## Let's practice data CLEANING!

In [0]:
from pyspark.sql import Row

# let's make some bad data XD
bad_data = [
    Row(id=1, name="Alice", age=25, score=90.0),
    Row(id=2, name="Bob", age=None, score=85.0),   
    Row(id=3, name="Charlie", age=35, score=None),
    Row(id=4, name="David", age=None, score=None), 
    Row(id=5, name="Eve", age=40, score=-10.0) 
]

df_bad = spark.createDataFrame(bad_data)
display(df_bad)

In [0]:
# option1: if one field is null -> erase the whole row
df_dropped_any = df_bad.na.drop()

# option2: delete the column that has null
df_dropped_score = df_bad.na.drop(subset=['score'])

display(df_dropped_any)
display(df_dropped_score)

In [0]:
# but if i erase all null, i won't have big data left! 
# -> so let's fill with something...

df_filled_zero = df_bad.na.fill(0)
df_filled_custom = df_bad.na.fill({"age": 0, "score": 50.0})

display(df_filled_zero)
display(df_filled_custom)

In [0]:
from pyspark.sql.functions import avg, col, when

# hmm.. but filling with 0 or 50 is not a good idea.
# how about filling with average of scores?

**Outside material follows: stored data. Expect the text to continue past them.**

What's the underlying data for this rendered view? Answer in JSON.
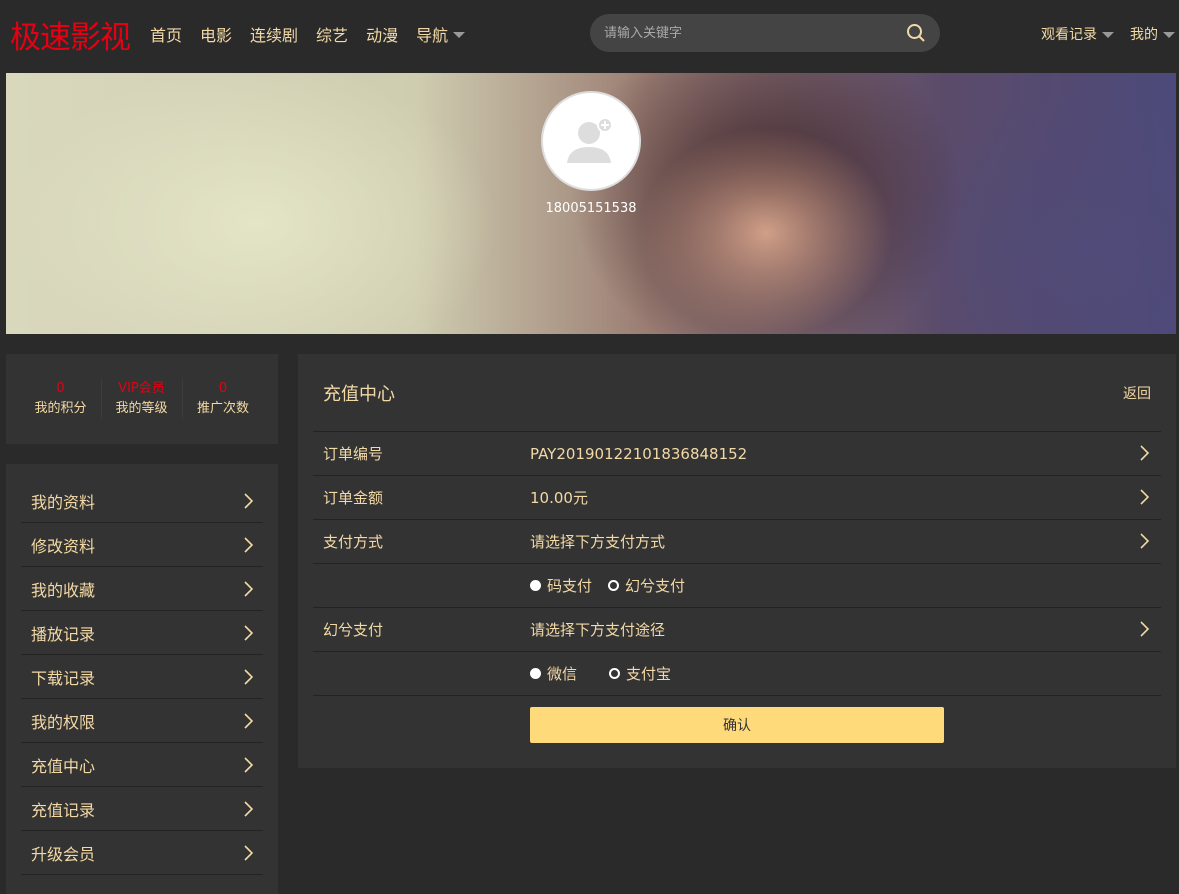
{
  "header": {
    "logo": "极速影视",
    "nav": [
      {
        "label": "首页"
      },
      {
        "label": "电影"
      },
      {
        "label": "连续剧"
      },
      {
        "label": "综艺"
      },
      {
        "label": "动漫"
      },
      {
        "label": "导航"
      }
    ],
    "search_placeholder": "请输入关键字",
    "watch_history": "观看记录",
    "mine": "我的"
  },
  "banner": {
    "username": "18005151538"
  },
  "stats": [
    {
      "value": "0",
      "label": "我的积分"
    },
    {
      "value": "VIP会员",
      "label": "我的等级"
    },
    {
      "value": "0",
      "label": "推广次数"
    }
  ],
  "menu": [
    {
      "label": "我的资料"
    },
    {
      "label": "修改资料"
    },
    {
      "label": "我的收藏"
    },
    {
      "label": "播放记录"
    },
    {
      "label": "下载记录"
    },
    {
      "label": "我的权限"
    },
    {
      "label": "充值中心"
    },
    {
      "label": "充值记录"
    },
    {
      "label": "升级会员"
    }
  ],
  "panel": {
    "title": "充值中心",
    "back": "返回",
    "order_no_label": "订单编号",
    "order_no": "PAY20190122101836848152",
    "amount_label": "订单金额",
    "amount": "10.00元",
    "pay_method_label": "支付方式",
    "pay_method_hint": "请选择下方支付方式",
    "pay_methods": [
      "码支付",
      "幻兮支付"
    ],
    "channel_label": "幻兮支付",
    "channel_hint": "请选择下方支付途径",
    "channels": [
      "微信",
      "支付宝"
    ],
    "confirm": "确认"
  },
  "colors": {
    "accent": "#f3d9a5",
    "brand": "#e60012",
    "button": "#ffda7a"
  }
}
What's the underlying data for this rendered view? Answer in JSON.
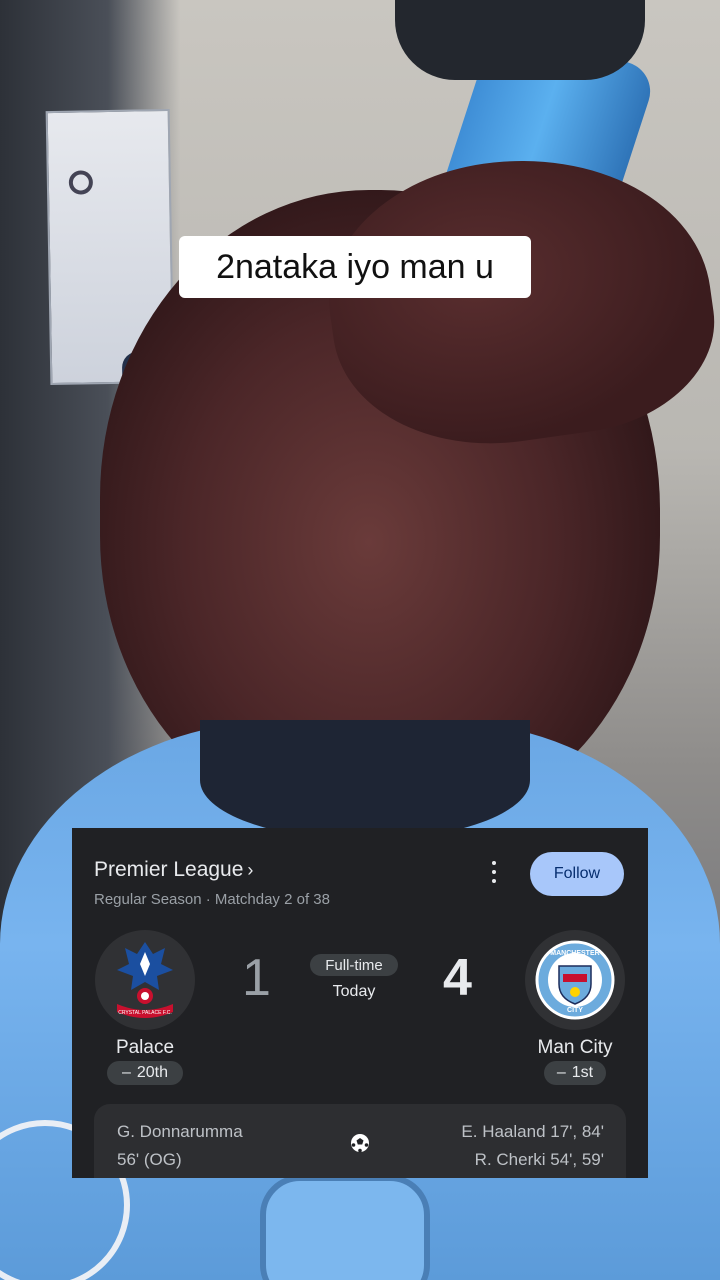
{
  "caption": {
    "text": "2nataka iyo man u"
  },
  "match": {
    "league_label": "Premier League",
    "chevron": "›",
    "season_info": "Regular Season · Matchday 2 of 38",
    "follow_label": "Follow",
    "status": "Full-time",
    "date": "Today",
    "home": {
      "name": "Palace",
      "score": "1",
      "rank_symbol": "–",
      "rank": "20th",
      "logo_icon": "crystal-palace-crest-icon",
      "scorers": [
        "G. Donnarumma",
        "56' (OG)"
      ]
    },
    "away": {
      "name": "Man City",
      "score": "4",
      "rank_symbol": "–",
      "rank": "1st",
      "logo_icon": "manchester-city-crest-icon",
      "scorers": [
        "E. Haaland 17', 84'",
        "R. Cherki 54', 59'"
      ]
    },
    "goal_icon": "soccer-ball-icon"
  },
  "colors": {
    "card_bg": "#202124",
    "follow_bg": "#a8c7fa",
    "pill_bg": "#3c4043"
  },
  "logo_text": {
    "home": "CRYSTAL PALACE F.C.",
    "away_top": "MANCHESTER",
    "away_bottom": "CITY"
  }
}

avg_score = df_bad.filter(col("score") > 0).select(avg("score")).first()[0]
print(f"average of scores: {avg_score}")

df_final_cleaned = df_bad.na.fill({"score": avg_score})

df_final_cleaned = df_final_cleaned.withColumn(
    "score",
    when(col("score") < 0, 0).otherwise(col("score"))
)

display(df_final_cleaned)

## Let's join tables!

In [0]:
# here i made some tables for example
users_data = [(1, "Alice"), (2, "Bob"), (3, "Charlie")]
users_df = spark.createDataFrame(users_data, ["user_id", "name"])

orders_data = [(101, 1, "Laptop"), (102, 2, "Mouse"), (103, 4, "Keyboard")]
orders_df = spark.createDataFrame(orders_data, ["order_id", "user_id", "product"])

print("--- users table ---")
users_df.show()
print("--- orders table ---")
orders_df.show()

In [0]:
# inner join
inner_join_df = users_df.join(orders_df, on="user_id", how="inner")

display(inner_join_df) # Charlie disappears

In [0]:
# left join
left_join_df = users_df.join(orders_df, on="user_id", how="left")

# na.fill(), when().otherwise -> No Order
left_join_cleaned = left_join_df.withColumn(
    "product",
    when(col("product").isNull(), "No Order").otherwise(col("product"))
)

# or, this is also good!
from pyspark.sql.functions import coalesce, lit

left_join_cleaned = left_join_df.withColumn(
    "product", 
    coalesce(col("product"), lit("No Order"))
)


display(left_join_cleaned) # Charlie is alive!